Portion Control have gone pop. Not in the sense that thirty years into their career they've suddenly decided to pander to a mainstream palate. But they haven't been this close to producing conventional electronic dance music since the release of Step Forward in 1984: Violently Alive is their most cohesive, coherent, consistent, and most easily consumed recording to date.
As the rapid fire string of releases since the band's unexpected 2003 renaissance has demonstrated, Portion Control mastered the soundscape of an automated world falling apart long before Autechre, Aphex Twin and other contemporary agents of abstract, abrasive ambient music — generally perceived as pioneers — had sorted their gear out.
Yet, save for Blood Loss and the closing You Hold Me Down, the unconventional, free-form pieces are held back on Violently Alive in favour of customarily structured vocal tracks with an average length of three and three-quarters of a minute. Portion Control's hallmark electro punk — complete with samples of film dialogue which, though once ubiquitous in the genre, are now lent a subversive bent by the increasingly fashionable copyright posturing — blends seamlessly with strictly controlled doses of techno and trance.
Despite breaking their methodically monotonous grooves up with a surprising (for Portion Control) number of key changes, their recordings still lend themselves to mixing, remixing, and mashing up in all of its various permutations. Which isn't to say that their intrinsically woven sonic tapestry is unfinished, but rather that the recording isn't necessarily the final artifact. It's meant to be augmented, to evolve; a true cyberpunk product which doesn't attain its full potential until the street finds a use for it.
Thematically, the band continue unravelling the layers of "Onion Jack" Britain, a society enamoured with the idea that constant surveillance, stripping inhabitants and visitors alike of their basic liberties, sacrificing respect in order to "protect", is a panacea for its ills. Dean Piavani's south London snarl gives voice to characters attempting to attain an ever-elusive freedom, while enduring a state of unmitigable control.

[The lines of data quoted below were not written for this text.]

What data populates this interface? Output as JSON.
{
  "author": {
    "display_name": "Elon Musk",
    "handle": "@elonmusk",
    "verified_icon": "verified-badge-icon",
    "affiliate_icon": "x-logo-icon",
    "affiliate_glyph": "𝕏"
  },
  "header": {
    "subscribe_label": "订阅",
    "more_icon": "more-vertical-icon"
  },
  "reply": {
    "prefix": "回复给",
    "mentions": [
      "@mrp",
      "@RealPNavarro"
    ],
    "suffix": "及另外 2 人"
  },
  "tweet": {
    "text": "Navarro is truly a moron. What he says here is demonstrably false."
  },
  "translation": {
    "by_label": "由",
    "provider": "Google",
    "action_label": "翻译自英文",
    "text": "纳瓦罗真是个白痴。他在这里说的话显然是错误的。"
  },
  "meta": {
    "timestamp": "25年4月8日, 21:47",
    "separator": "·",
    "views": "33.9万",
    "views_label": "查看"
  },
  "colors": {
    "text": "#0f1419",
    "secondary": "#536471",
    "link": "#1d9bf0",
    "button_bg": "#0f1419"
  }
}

With minimal, menacing musical motifs, pithy lyrics exuding paranoid defiance, and packaging with all the charm of surveillance imagery, Portion Control skillfully evoke this technologically saturated, paranoid state, where your movements are tracked, your habits mapped, public transit cards remember where you've been, employee ID cards report when you showed up for work, when you left, and where you went within the compound. Cellphones pinpoint your location, disclose who you call, from where, and how often. Credit card records etch your transactions in time, as do airline tickets — even if you pay cash.

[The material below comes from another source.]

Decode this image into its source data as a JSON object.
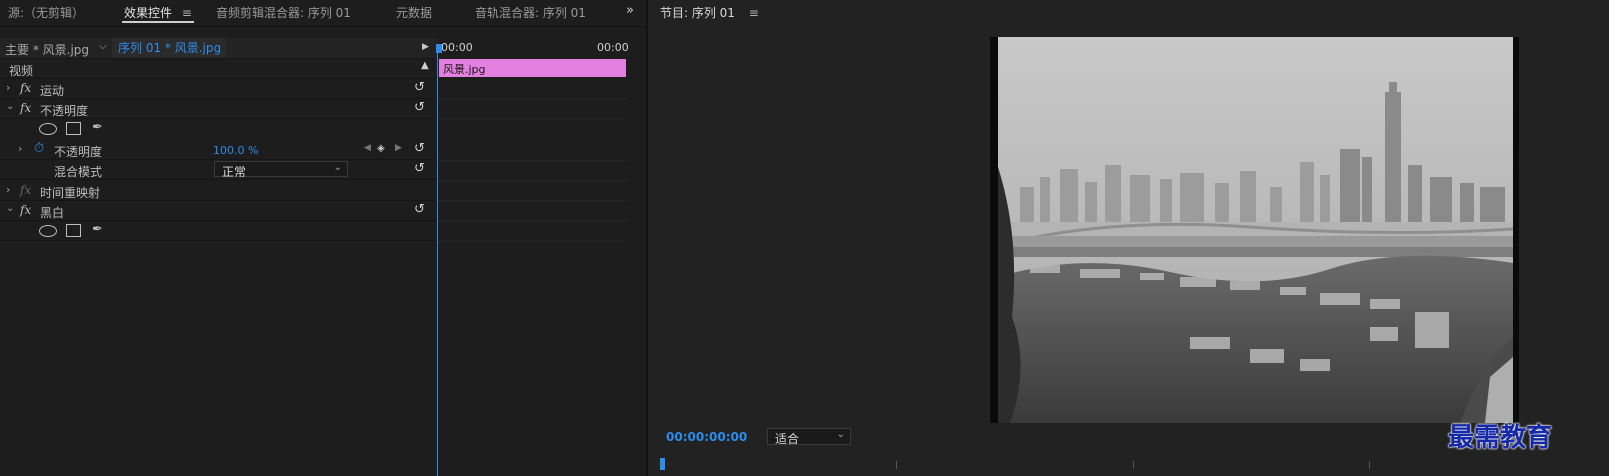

Web browsers constantly add to the significant cache of online data accumulating about you. Cameras are mounted in police cruisers, hang from trees in parks, are fixtures in public places, sports stadiums, shopping malls. Heralds of a new mental ice age, whose defendants claim that if you've nothing to hide you've got nothing to fear, even as you're being habituated to accept heightened levels of scrutiny by unseen eyes for increasingly mundane activities. Like borrowing a book (or Portion Control album) from your local library.

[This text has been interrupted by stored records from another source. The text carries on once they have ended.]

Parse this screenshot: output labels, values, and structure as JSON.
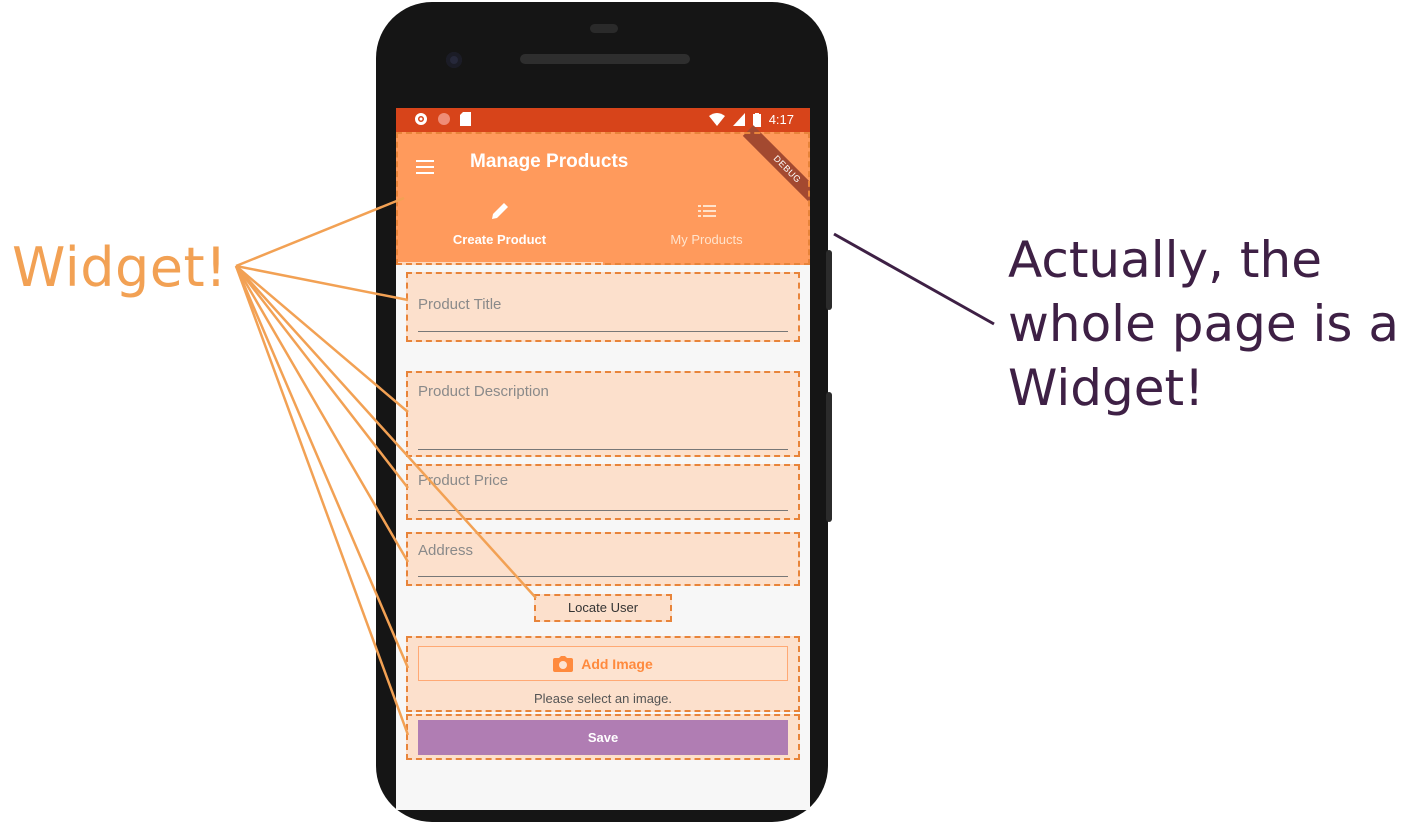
{
  "annotations": {
    "left_label": "Widget!",
    "right_label": "Actually, the whole page is a Widget!"
  },
  "status_bar": {
    "time": "4:17"
  },
  "debug_banner": "DEBUG",
  "app_bar": {
    "title": "Manage Products",
    "tabs": [
      {
        "label": "Create Product",
        "icon": "edit-icon",
        "active": true
      },
      {
        "label": "My Products",
        "icon": "list-icon",
        "active": false
      }
    ]
  },
  "form": {
    "fields": [
      {
        "label": "Product Title"
      },
      {
        "label": "Product Description"
      },
      {
        "label": "Product Price"
      },
      {
        "label": "Address"
      }
    ],
    "locate_button": "Locate User",
    "add_image_button": "Add Image",
    "image_hint": "Please select an image.",
    "save_button": "Save"
  },
  "colors": {
    "status_bar": "#d7441a",
    "app_bar": "#ff9a5c",
    "widget_highlight": "#fce0cc",
    "widget_outline": "#e8843a",
    "save_button": "#b07db3",
    "annotation_orange": "#f2a154",
    "annotation_purple": "#3e2045"
  }
}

It's a place permeated by threats of violence from an intentionally loosely defined entity, allowing Cold War rhetoric, military symbols and myths to regain prominence. Military heroics, bunker politics, and "us versus them" mentality has been resurrected. It's a scenario reminiscent of contemporary Britain, with its close to 60,000 CCTV cameras operated by local authorities (some 10,500 operated by police in undisclosed locations), and perhaps as many as 4.2 million cameras total when private "security" systems are taken into account — though no one appears to know for sure.
Curiously, Violently Alive contains yet another entry in Portion Control's catalogue entitled Waste, which save for a brief mention of "a reckless soul", has little in common with its namesake track on the band's previous album, 2008's Slug. No doubt providing plenty of opportunity for confusion at Portion Control performances, should the band ever solicit requests.
From the sheer techno workout of Extraction to the bouncy electro punk of Relapse, Portion Control provide a darker, more experimental edge often missing in alternative electronic music produced in Northern Europe — and in contrast to the rock-infused alternative electronic music of North America. Violently Alive is their best album to date, as crucial listening for fans of the genre as 1982's groundbreaking I Staggered Mentally, and the most incisively honed collection of recordings in Portion Control's catalogue thus far.